En Venezuela, pareciera que esta contradicción se instaló en días recientes. El pasado 13 de mayo el presidente Maduro se reunió con el principal líder de la derecha empresarial del país, Lorenzo Mendoza. Son conocidas sus ambiciones políticas. El encuentro produjo un reconocimiento mutuo. Cuando Mendoza aceptó reunirse con el presidente de Venezuela, estaba admitiendo esa condición. Esta reunión fue el acta de defunción de Capriles como alternativa de futuro de la derecha venezolana. En lo inmediato, el cónclave hizo que su absurda reclamación pos electoral, -que incluso lo llevaron a la incitación de la violencia- perdiera sustento y validez.
Por otra parte, Maduro le ha dado un reconocimiento implícito a Mendoza como contraparte con la que se pudiera negociar. Una vez más la oligarquía ha optado por el pragmatismo empresarial frente al fundamentalismo fascista que enarbola Capriles. Al día siguiente de la reunión, Mendoza comenzó a construir su opción electoral.

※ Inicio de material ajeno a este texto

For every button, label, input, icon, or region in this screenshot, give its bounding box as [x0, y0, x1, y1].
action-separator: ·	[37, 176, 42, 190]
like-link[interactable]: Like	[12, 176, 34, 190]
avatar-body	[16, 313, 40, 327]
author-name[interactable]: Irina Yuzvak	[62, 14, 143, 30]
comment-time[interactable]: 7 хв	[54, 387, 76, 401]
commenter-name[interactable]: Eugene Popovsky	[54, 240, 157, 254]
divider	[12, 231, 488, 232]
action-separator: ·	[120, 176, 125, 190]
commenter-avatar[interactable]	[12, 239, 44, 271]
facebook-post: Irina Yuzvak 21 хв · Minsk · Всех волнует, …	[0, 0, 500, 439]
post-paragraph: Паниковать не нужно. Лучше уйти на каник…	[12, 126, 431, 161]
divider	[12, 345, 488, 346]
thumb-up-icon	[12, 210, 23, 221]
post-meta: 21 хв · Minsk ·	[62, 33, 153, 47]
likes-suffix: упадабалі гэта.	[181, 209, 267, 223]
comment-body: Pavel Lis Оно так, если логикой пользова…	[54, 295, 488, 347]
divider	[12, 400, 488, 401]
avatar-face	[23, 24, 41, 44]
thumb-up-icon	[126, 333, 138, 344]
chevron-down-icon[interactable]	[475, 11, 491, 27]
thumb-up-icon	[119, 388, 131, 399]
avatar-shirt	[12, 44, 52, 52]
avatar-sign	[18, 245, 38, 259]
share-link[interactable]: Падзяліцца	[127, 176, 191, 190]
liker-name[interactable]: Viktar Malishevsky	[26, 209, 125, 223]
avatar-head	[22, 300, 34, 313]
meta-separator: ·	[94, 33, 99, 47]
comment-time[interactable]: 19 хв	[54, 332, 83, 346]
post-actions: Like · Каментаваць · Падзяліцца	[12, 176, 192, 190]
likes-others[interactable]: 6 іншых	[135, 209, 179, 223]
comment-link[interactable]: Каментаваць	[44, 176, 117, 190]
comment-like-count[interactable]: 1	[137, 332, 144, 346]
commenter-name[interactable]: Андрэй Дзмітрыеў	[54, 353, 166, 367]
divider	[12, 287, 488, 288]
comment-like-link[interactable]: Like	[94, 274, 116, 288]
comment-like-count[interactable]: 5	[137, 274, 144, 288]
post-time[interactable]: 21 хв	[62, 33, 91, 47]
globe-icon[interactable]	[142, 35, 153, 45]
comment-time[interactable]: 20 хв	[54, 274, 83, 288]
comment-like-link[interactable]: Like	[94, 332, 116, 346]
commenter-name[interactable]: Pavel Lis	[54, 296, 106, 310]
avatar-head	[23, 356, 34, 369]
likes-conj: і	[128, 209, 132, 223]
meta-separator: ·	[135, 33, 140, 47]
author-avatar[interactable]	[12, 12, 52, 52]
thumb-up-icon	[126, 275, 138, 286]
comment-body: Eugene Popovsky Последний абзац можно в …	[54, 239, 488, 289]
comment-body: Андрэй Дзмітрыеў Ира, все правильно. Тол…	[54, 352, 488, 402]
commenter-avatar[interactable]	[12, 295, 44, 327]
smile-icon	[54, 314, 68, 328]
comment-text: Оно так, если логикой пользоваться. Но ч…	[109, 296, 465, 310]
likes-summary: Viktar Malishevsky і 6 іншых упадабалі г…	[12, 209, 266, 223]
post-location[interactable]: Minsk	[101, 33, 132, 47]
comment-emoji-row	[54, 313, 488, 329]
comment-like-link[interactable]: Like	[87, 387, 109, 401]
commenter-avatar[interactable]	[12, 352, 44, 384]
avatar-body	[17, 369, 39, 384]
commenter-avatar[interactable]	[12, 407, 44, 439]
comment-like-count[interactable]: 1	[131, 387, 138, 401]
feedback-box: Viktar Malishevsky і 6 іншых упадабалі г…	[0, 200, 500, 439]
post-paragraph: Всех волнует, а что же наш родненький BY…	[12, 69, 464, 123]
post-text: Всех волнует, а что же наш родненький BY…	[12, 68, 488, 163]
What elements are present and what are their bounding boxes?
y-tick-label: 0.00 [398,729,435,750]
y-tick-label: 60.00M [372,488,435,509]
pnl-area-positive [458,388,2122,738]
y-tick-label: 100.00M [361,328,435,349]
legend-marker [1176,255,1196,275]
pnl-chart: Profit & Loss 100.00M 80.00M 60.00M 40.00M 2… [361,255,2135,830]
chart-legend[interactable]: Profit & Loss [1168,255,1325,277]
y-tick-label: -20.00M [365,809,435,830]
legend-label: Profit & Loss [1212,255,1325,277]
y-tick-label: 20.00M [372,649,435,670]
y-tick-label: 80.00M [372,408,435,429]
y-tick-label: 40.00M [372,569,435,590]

Esta situación ha generado un escenario novedoso e interesante donde imperará la capacidad táctica de hacer política. Mendoza tendrá que derrotar la opción violenta que enarbola Capriles y construir una alternativa en los marcos constitucionales de la república, si quiere ser el líder que la derecha ansía. El gobierno por su parte, en lo inmediato podrá ensanchar su trabajo con los sectores productivos (al día siguiente de la reunión aparecieron milagrosamente algunos productos de primera necesidad ausentes durante semanas de los supermercados), incorporarlos al desarrollo nacional y demostrar con hechos que está dispuesto a un diálogo que ponga en primer lugar los intereses de la mayoría y una irrestricta defensa de la soberanía. Eso creará condiciones de mediano plazo para ampliar su base de apoyo cuando la ciudadanía, en particular aquellos que dudan, se hagan eco de las intenciones del gobierno de construir en paz un país distinto.
Así mismo, el gobierno debe saber administrar este nuevo escenario en que la confrontación será de otro tipo, sin olvidar que las huestes fascistas siguen vivas y conspirando y que Estados Unidos siempre “juega una simultánea en varios tableros”.